The Architecture of “Yes”


A three letter word that can change your world.

The things we say “yes” to establish a foundation and then become the architecture of our lives.

The “yes” to stick to the ethical and honest road when those around you are taking the low road and calling it moral relativity.

The “yes” said in a covenant commitment to love, honor and cherish one person for all the days of your life.

The “yes” to an opportunity to move to a different city or take a new job that alters your life in unimaginable ways.

The “yes” to give of your time, talents and money when there’s no chance of being repaid.

The “yes” to help someone in need that leaves a permanent imprint on your heart.

It makes me think hard about what I will say “yes” to.

In our busy, fast-paced culture, we all know there are things we have to say “No” to. I’ve even taught on the importance of a “to don’t” list to facilitate focus. There’s a plethora of classes on time management and most of us learned in the crucible of an over-extended schedule how to say “no”. Indeed, there’s a fine art to learning how to set boundaries that define the difference between being busy and being productive.

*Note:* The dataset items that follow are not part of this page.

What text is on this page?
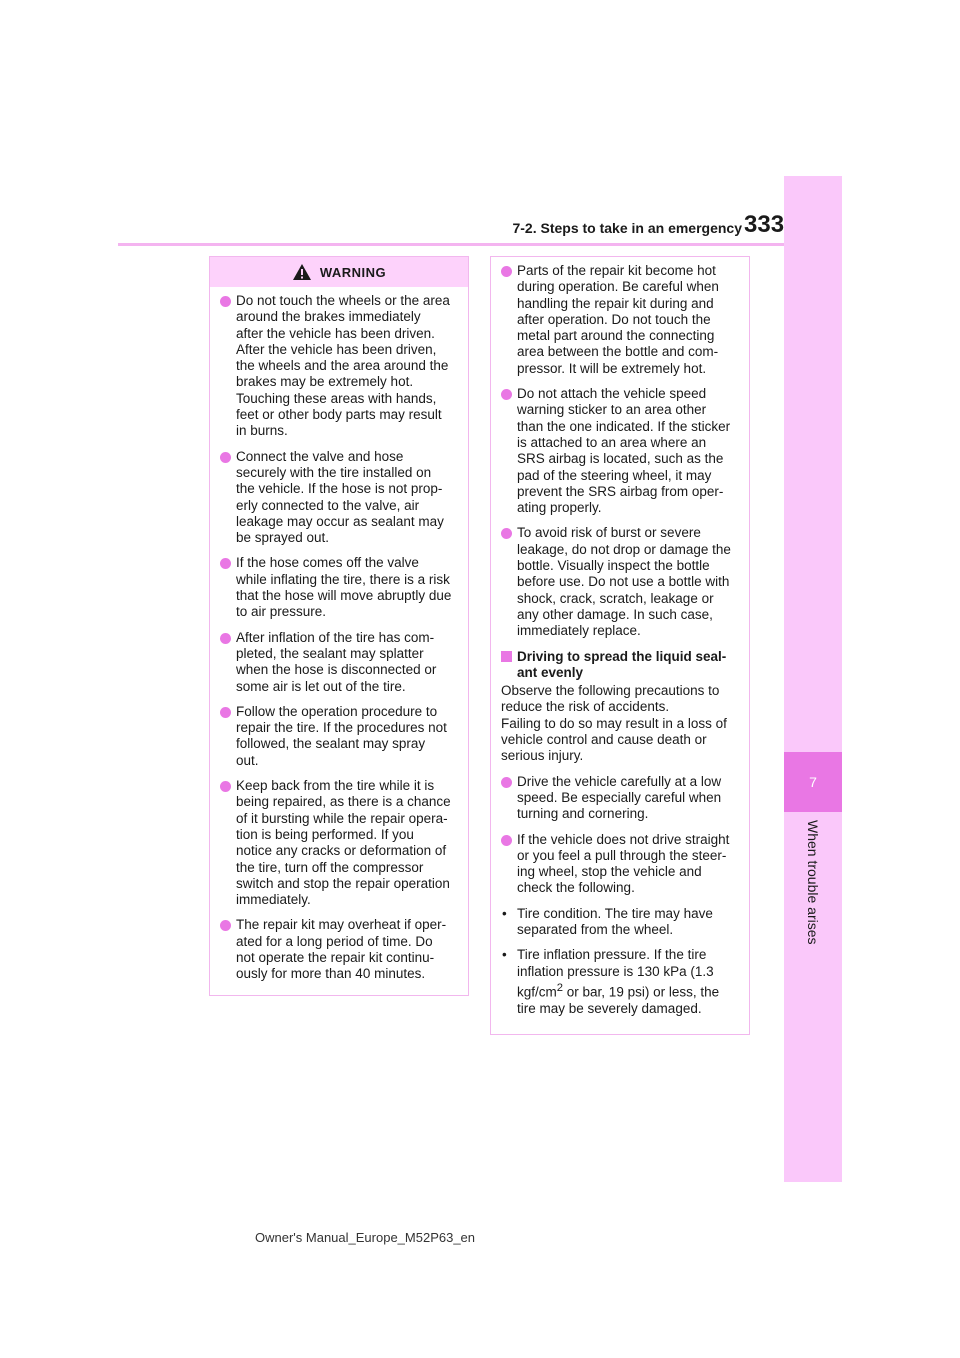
7-2. Steps to take in an emergency 333
7
When trouble arises
WARNING
Do not touch the wheels or the area
around the brakes immediately
after the vehicle has been driven.
After the vehicle has been driven,
the wheels and the area around the
brakes may be extremely hot.
Touching these areas with hands,
feet or other body parts may result
in burns.
Connect the valve and hose
securely with the tire installed on
the vehicle. If the hose is not prop-
erly connected to the valve, air
leakage may occur as sealant may
be sprayed out.
If the hose comes off the valve
while inflating the tire, there is a risk
that the hose will move abruptly due
to air pressure.
After inflation of the tire has com-
pleted, the sealant may splatter
when the hose is disconnected or
some air is let out of the tire.
Follow the operation procedure to
repair the tire. If the procedures not
followed, the sealant may spray
out.
Keep back from the tire while it is
being repaired, as there is a chance
of it bursting while the repair opera-
tion is being performed. If you
notice any cracks or deformation of
the tire, turn off the compressor
switch and stop the repair operation
immediately.
The repair kit may overheat if oper-
ated for a long period of time. Do
not operate the repair kit continu-
ously for more than 40 minutes.
Parts of the repair kit become hot
during operation. Be careful when
handling the repair kit during and
after operation. Do not touch the
metal part around the connecting
area between the bottle and com-
pressor. It will be extremely hot.
Do not attach the vehicle speed
warning sticker to an area other
than the one indicated. If the sticker
is attached to an area where an
SRS airbag is located, such as the
pad of the steering wheel, it may
prevent the SRS airbag from oper-
ating properly.
To avoid risk of burst or severe
leakage, do not drop or damage the
bottle. Visually inspect the bottle
before use. Do not use a bottle with
shock, crack, scratch, leakage or
any other damage. In such case,
immediately replace.
Driving to spread the liquid seal-
ant evenly
Observe the following precautions to
reduce the risk of accidents.
Failing to do so may result in a loss of
vehicle control and cause death or
serious injury.
Drive the vehicle carefully at a low
speed. Be especially careful when
turning and cornering.
If the vehicle does not drive straight
or you feel a pull through the steer-
ing wheel, stop the vehicle and
check the following.
• Tire condition. The tire may have
separated from the wheel.
• Tire inflation pressure. If the tire
inflation pressure is 130 kPa (1.3
kgf/$cm^2$ or bar, 19 psi) or less, the
tire may be severely damaged.
Owner's Manual_Europe_M52P63_en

But it’s the “yeses” that mold our days, shape our years and determine our destiny.

Would your priorities change if you knew your days were numbered? I recently had the opportunity to listen to passionate words of wisdom from a thirty seven year old mother who’s advanced cancer diagnosis had given her an expectancy of only three to four more months on this earth. In talking about finishing well, she noted that she is saying “yes” much more often than she’s saying “no” to her family. She became very focused and conserved her energy for the truly important things in living every day. She finished well and left a legacy.

I love people, I thrive on learning and exploring ideas, and am fascinated by new places and experiences. I simply hate to miss out on anything. If I could do the impossible of being in multiple places at one time, I would. But that’s not reality. I have to choose and so do you.

I’ve learned that just because I’m asked doesn’t mean I should say yes. Just because I’m capable of doing something doesn’t mean I should take that task on.

As a recovering people-pleaser, I’ve learned that to say yes just to gain another’s approval is the wrong reason. That’s a prescription for frustration.

So how do you weigh the options and make wise decisions? Run the question through this simple test of asking key questions.

Four foundational time management questions:
1. Does this activity correlate with my top three goals this year?

2. Am I in my zone and contributing in a unique way with this?

3. Does this commitment support the people that are most important in my life?

4. Is this investment of time in line with my identity and calling?

If the opportunity before you doesn’t earn at least three of four possible yeses in this test, a NO is most likely in order. Give yourself time to think through a “yes”. I’ve learned the hard way that a quick response, without getting all the information, might cost more than I’m willing to pay. It’s more important to honor your word than to give a hasty answer.

The architecture of of a well-placed “Yes” can be the foundation for constructing an amazing life.